In our study, there were 9 patients (11%) who failed to clear serum HBV DNA despite 3 years of combination therapy and absence of known resistant ADV strains of HBV. Although suboptimal responses to combination therapy in these patients were likely due to high pretreatment levels of HBV DNA, confirming the importance of baseline viremia in the outcome of ADV therapy,7 we cannot exclude other interpretations, such as pol gene polymorphisms other than the rtI233V.19, 20 The latter was not present in any of our suboptimal responders. Complete suppression of viral replication, in fact, is the only approach to prevent evolutionary changes in the HBV polymerase gene activity, which may later erode the clinical efficacy of treatment by development of multiple drug-resistant strains.21, 22, 23 From a practical point of view, patients who unsatisfactorily responded to combination therapy might achieve a sustained suppression of HBV with more active drugs like tenofovir or higher ADV dosing.24, 25 However, because the clinical experience with 20 mg ADV is too limited, we acknowledge that increased dosing with ADV should be applied under strict surveillance of renal function.
 
While none of the cirrhotic patients in our study developed clinical decompensation during 3 years of ADV-LMV combination, 11 (12%) developed HCC. These findings confirm that the risk of neoplastic transformation is maintained despite long-term suppressive therapy, as also reported in patients on LMV or ADV monotherapy.3, 22, 23 These important changes in the natural course of HBV-associated liver disease following therapy with anti-HBV analogues has made HCC the dominant indication for liver transplantation and the prime cause of death in patients with chronic hepatitis B in Italy.
 
Our data provide some preliminary information on how to define an optimal algorithm for the management of LMV-resistant patients with chronic hepatitis B. The current guidelines suggest that these patients should undergo surveillance at 3-month intervals with sensitive HBV DNA assays with the goal of intercepting as early as possible a loss of virologic response to nucleos(t)ides, thereby improving the outcome of rescue treatments with ADV.1 Our findings suggest that patients achieving a complete virologic response to combination therapy could safely be enrolled in a prospective study of relaxed intervals of serum HBV DNA monitoring.
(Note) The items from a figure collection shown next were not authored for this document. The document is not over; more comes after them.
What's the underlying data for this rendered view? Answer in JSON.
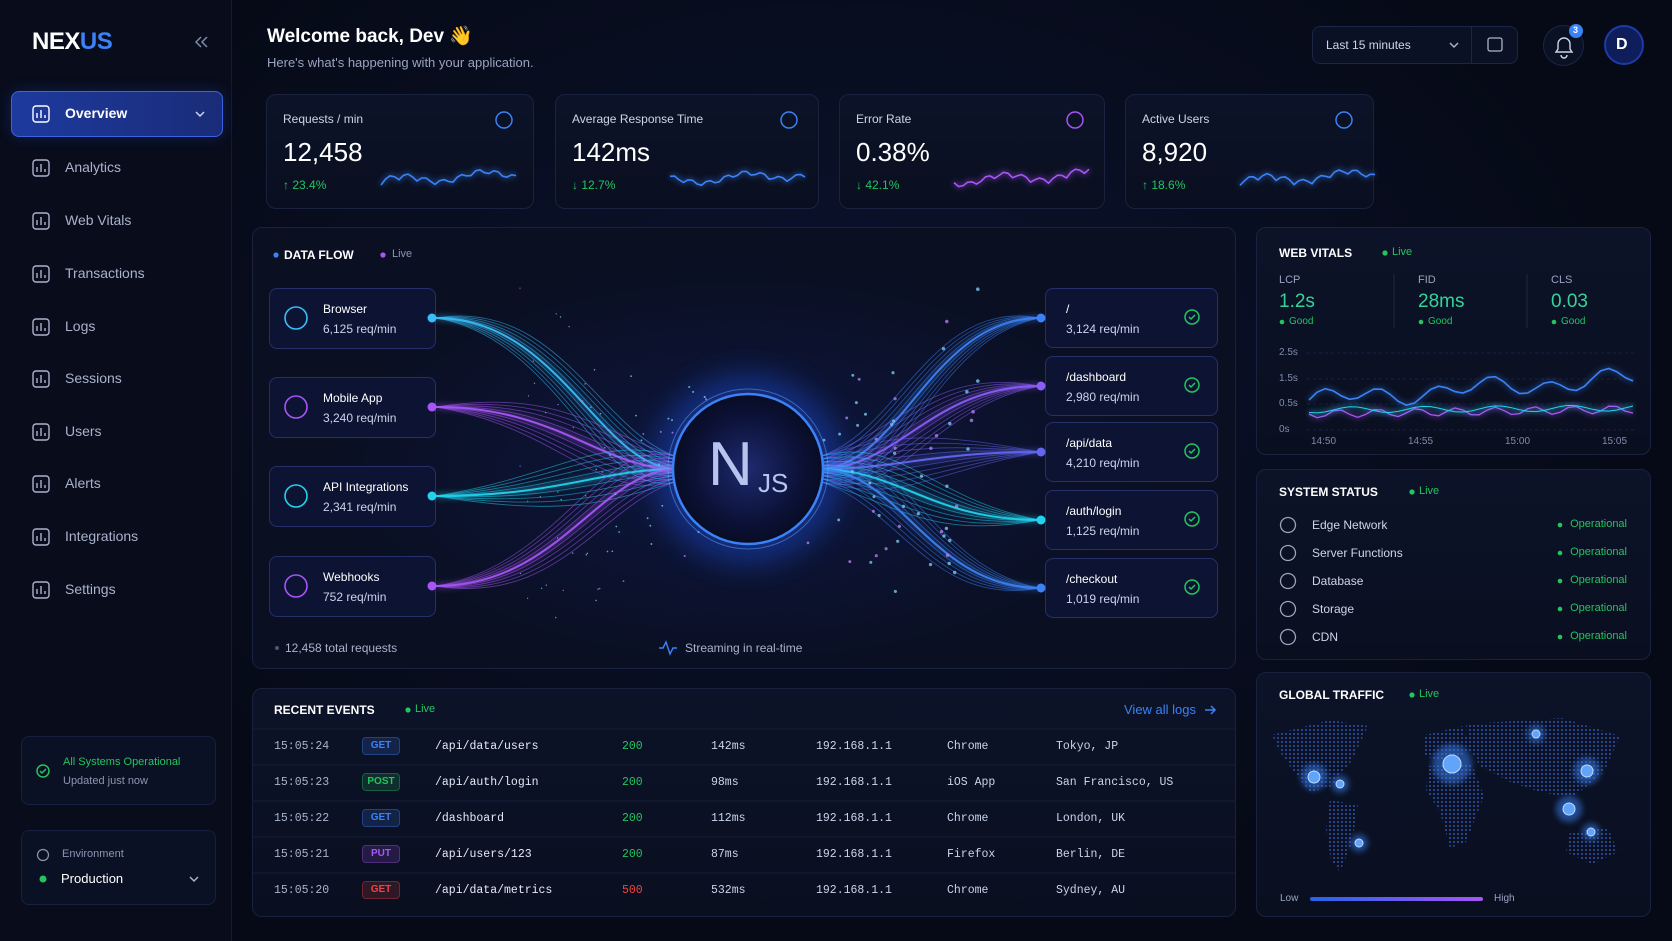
{
  "sidebar": {
    "brand": {
      "main": "NEX",
      "accent": "US"
    },
    "active_index": 0,
    "nav": [
      {
        "label": "Overview"
      },
      {
        "label": "Analytics"
      },
      {
        "label": "Web Vitals"
      },
      {
        "label": "Transactions"
      },
      {
        "label": "Logs"
      },
      {
        "label": "Sessions"
      },
      {
        "label": "Users"
      },
      {
        "label": "Alerts"
      },
      {
        "label": "Integrations"
      },
      {
        "label": "Settings"
      }
    ],
    "status": {
      "title": "All Systems Operational",
      "subtitle": "Updated just now"
    },
    "environment": {
      "label": "Environment",
      "value": "Production"
    }
  },
  "header": {
    "title": "Welcome back, Dev 👋",
    "subtitle": "Here's what's happening with your application.",
    "time_range": "Last 15 minutes",
    "notifications": 3,
    "avatar": "D"
  },
  "kpis": [
    {
      "label": "Requests / min",
      "value": "12,458",
      "change": "↑ 23.4%",
      "color": "#3b82f6"
    },
    {
      "label": "Average Response Time",
      "value": "142ms",
      "change": "↓ 12.7%",
      "color": "#3b82f6"
    },
    {
      "label": "Error Rate",
      "value": "0.38%",
      "change": "↓ 42.1%",
      "color": "#a855f7"
    },
    {
      "label": "Active Users",
      "value": "8,920",
      "change": "↑ 18.6%",
      "color": "#3b82f6"
    }
  ],
  "data_flow": {
    "title": "DATA FLOW",
    "live": "Live",
    "logo_main": "N",
    "logo_sub": "JS",
    "sources": [
      {
        "name": "Browser",
        "rate": "6,125 req/min",
        "color": "#38bdf8"
      },
      {
        "name": "Mobile App",
        "rate": "3,240 req/min",
        "color": "#a855f7"
      },
      {
        "name": "API Integrations",
        "rate": "2,341 req/min",
        "color": "#22d3ee"
      },
      {
        "name": "Webhooks",
        "rate": "752 req/min",
        "color": "#a855f7"
      }
    ],
    "routes": [
      {
        "path": "/",
        "rate": "3,124 req/min",
        "color": "#3b82f6"
      },
      {
        "path": "/dashboard",
        "rate": "2,980 req/min",
        "color": "#8b5cf6"
      },
      {
        "path": "/api/data",
        "rate": "4,210 req/min",
        "color": "#6366f1"
      },
      {
        "path": "/auth/login",
        "rate": "1,125 req/min",
        "color": "#22d3ee"
      },
      {
        "path": "/checkout",
        "rate": "1,019 req/min",
        "color": "#3b82f6"
      }
    ],
    "total": "12,458 total requests",
    "streaming": "Streaming in real-time"
  },
  "web_vitals": {
    "title": "WEB VITALS",
    "live": "Live",
    "metrics": [
      {
        "label": "LCP",
        "value": "1.2s",
        "status": "Good"
      },
      {
        "label": "FID",
        "value": "28ms",
        "status": "Good"
      },
      {
        "label": "CLS",
        "value": "0.03",
        "status": "Good"
      }
    ],
    "y_labels": [
      "2.5s",
      "1.5s",
      "0.5s",
      "0s"
    ],
    "x_labels": [
      "14:50",
      "14:55",
      "15:00",
      "15:05"
    ]
  },
  "system_status": {
    "title": "SYSTEM STATUS",
    "live": "Live",
    "items": [
      {
        "name": "Edge Network",
        "status": "Operational"
      },
      {
        "name": "Server Functions",
        "status": "Operational"
      },
      {
        "name": "Database",
        "status": "Operational"
      },
      {
        "name": "Storage",
        "status": "Operational"
      },
      {
        "name": "CDN",
        "status": "Operational"
      }
    ]
  },
  "global_traffic": {
    "title": "GLOBAL TRAFFIC",
    "live": "Live",
    "low": "Low",
    "high": "High"
  },
  "events": {
    "title": "RECENT EVENTS",
    "live": "Live",
    "link": "View all logs",
    "rows": [
      {
        "time": "15:05:24",
        "method": "GET",
        "method_color": "#3b82f6",
        "path": "/api/data/users",
        "status": 200,
        "status_color": "#22c55e",
        "duration": "142ms",
        "ip": "192.168.1.1",
        "client": "Chrome",
        "location": "Tokyo, JP"
      },
      {
        "time": "15:05:23",
        "method": "POST",
        "method_color": "#22c55e",
        "path": "/api/auth/login",
        "status": 200,
        "status_color": "#22c55e",
        "duration": "98ms",
        "ip": "192.168.1.1",
        "client": "iOS App",
        "location": "San Francisco, US"
      },
      {
        "time": "15:05:22",
        "method": "GET",
        "method_color": "#3b82f6",
        "path": "/dashboard",
        "status": 200,
        "status_color": "#22c55e",
        "duration": "112ms",
        "ip": "192.168.1.1",
        "client": "Chrome",
        "location": "London, UK"
      },
      {
        "time": "15:05:21",
        "method": "PUT",
        "method_color": "#a855f7",
        "path": "/api/users/123",
        "status": 200,
        "status_color": "#22c55e",
        "duration": "87ms",
        "ip": "192.168.1.1",
        "client": "Firefox",
        "location": "Berlin, DE"
      },
      {
        "time": "15:05:20",
        "method": "GET",
        "method_color": "#ef4444",
        "path": "/api/data/metrics",
        "status": 500,
        "status_color": "#ef4444",
        "duration": "532ms",
        "ip": "192.168.1.1",
        "client": "Chrome",
        "location": "Sydney, AU"
      }
    ]
  }
}
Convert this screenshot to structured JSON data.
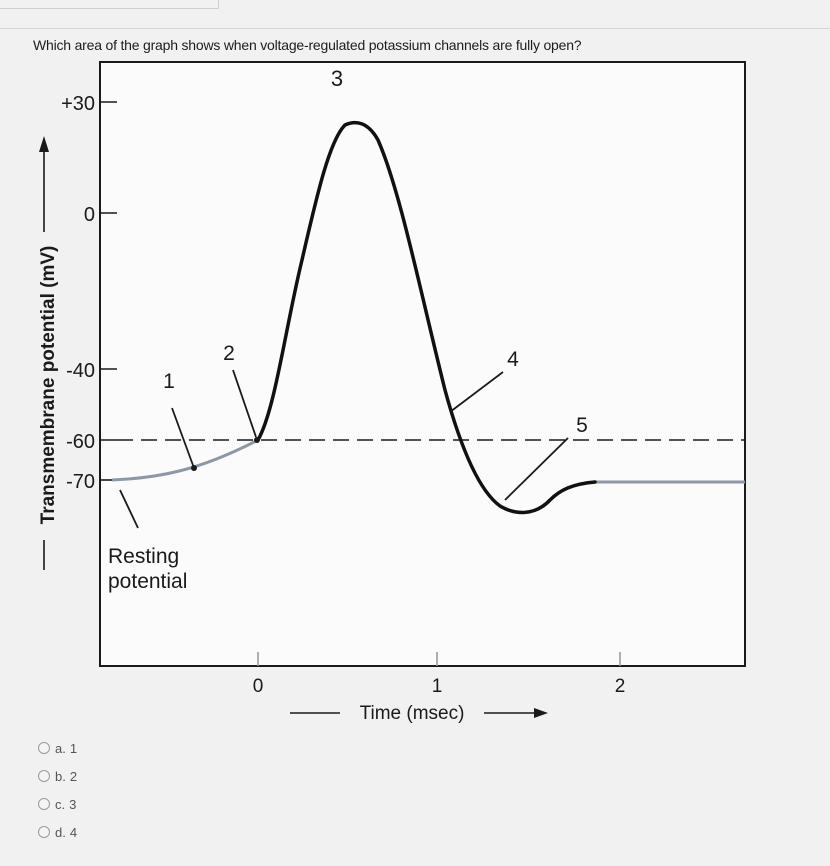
{
  "question": {
    "text": "Which area of the graph shows when voltage-regulated potassium channels are fully open?"
  },
  "graph": {
    "y_axis_label": "Transmembrane potential (mV)",
    "y_ticks": [
      "+30",
      "0",
      "-40",
      "-60",
      "-70"
    ],
    "x_axis_label": "Time (msec)",
    "x_ticks": [
      "0",
      "1",
      "2"
    ],
    "region_labels": [
      "1",
      "2",
      "3",
      "4",
      "5"
    ],
    "resting_label_line1": "Resting",
    "resting_label_line2": "potential"
  },
  "choices": [
    {
      "letter": "a.",
      "value": "1"
    },
    {
      "letter": "b.",
      "value": "2"
    },
    {
      "letter": "c.",
      "value": "3"
    },
    {
      "letter": "d.",
      "value": "4"
    }
  ]
}
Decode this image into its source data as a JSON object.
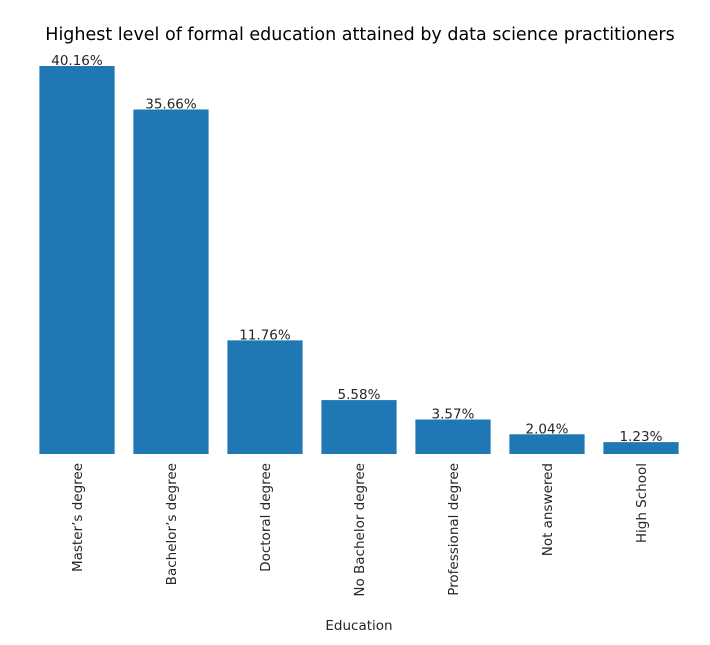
{
  "chart_data": {
    "type": "bar",
    "title": "Highest level of formal education attained by data science practitioners",
    "xlabel": "Education",
    "ylabel": "",
    "categories": [
      "Master’s degree",
      "Bachelor’s degree",
      "Doctoral degree",
      "No Bachelor degree",
      "Professional degree",
      "Not answered",
      "High School"
    ],
    "values": [
      40.16,
      35.66,
      11.76,
      5.58,
      3.57,
      2.04,
      1.23
    ],
    "data_labels": [
      "40.16%",
      "35.66%",
      "11.76%",
      "5.58%",
      "3.57%",
      "2.04%",
      "1.23%"
    ],
    "ylim": [
      0,
      40.16
    ],
    "grid": false,
    "legend": "none",
    "bar_color": "#1f77b4"
  }
}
One point of controversy, in fact, is whether ADV-LMV combined therapy is cost-effective in the treatment of LMV-resistant patients with chronic hepatitis B, that is, whether incremental costs of maintaining LMV are outbalanced by substantial therapeutic benefits. The only study that compared monotherapy with combination therapy did confirm the clinical advantage of the latter regimen over the former, but it was underpowered to assess cost-effectiveness.26 A randomized controlled study would probably help to settle this issue.
 
In conclusion, in LMV-resistant patients, combined ADV-LMV therapy attenuated the risk of genotypic resistance to ADV, preventing virologic and clinical breakthrough during a 3-year period.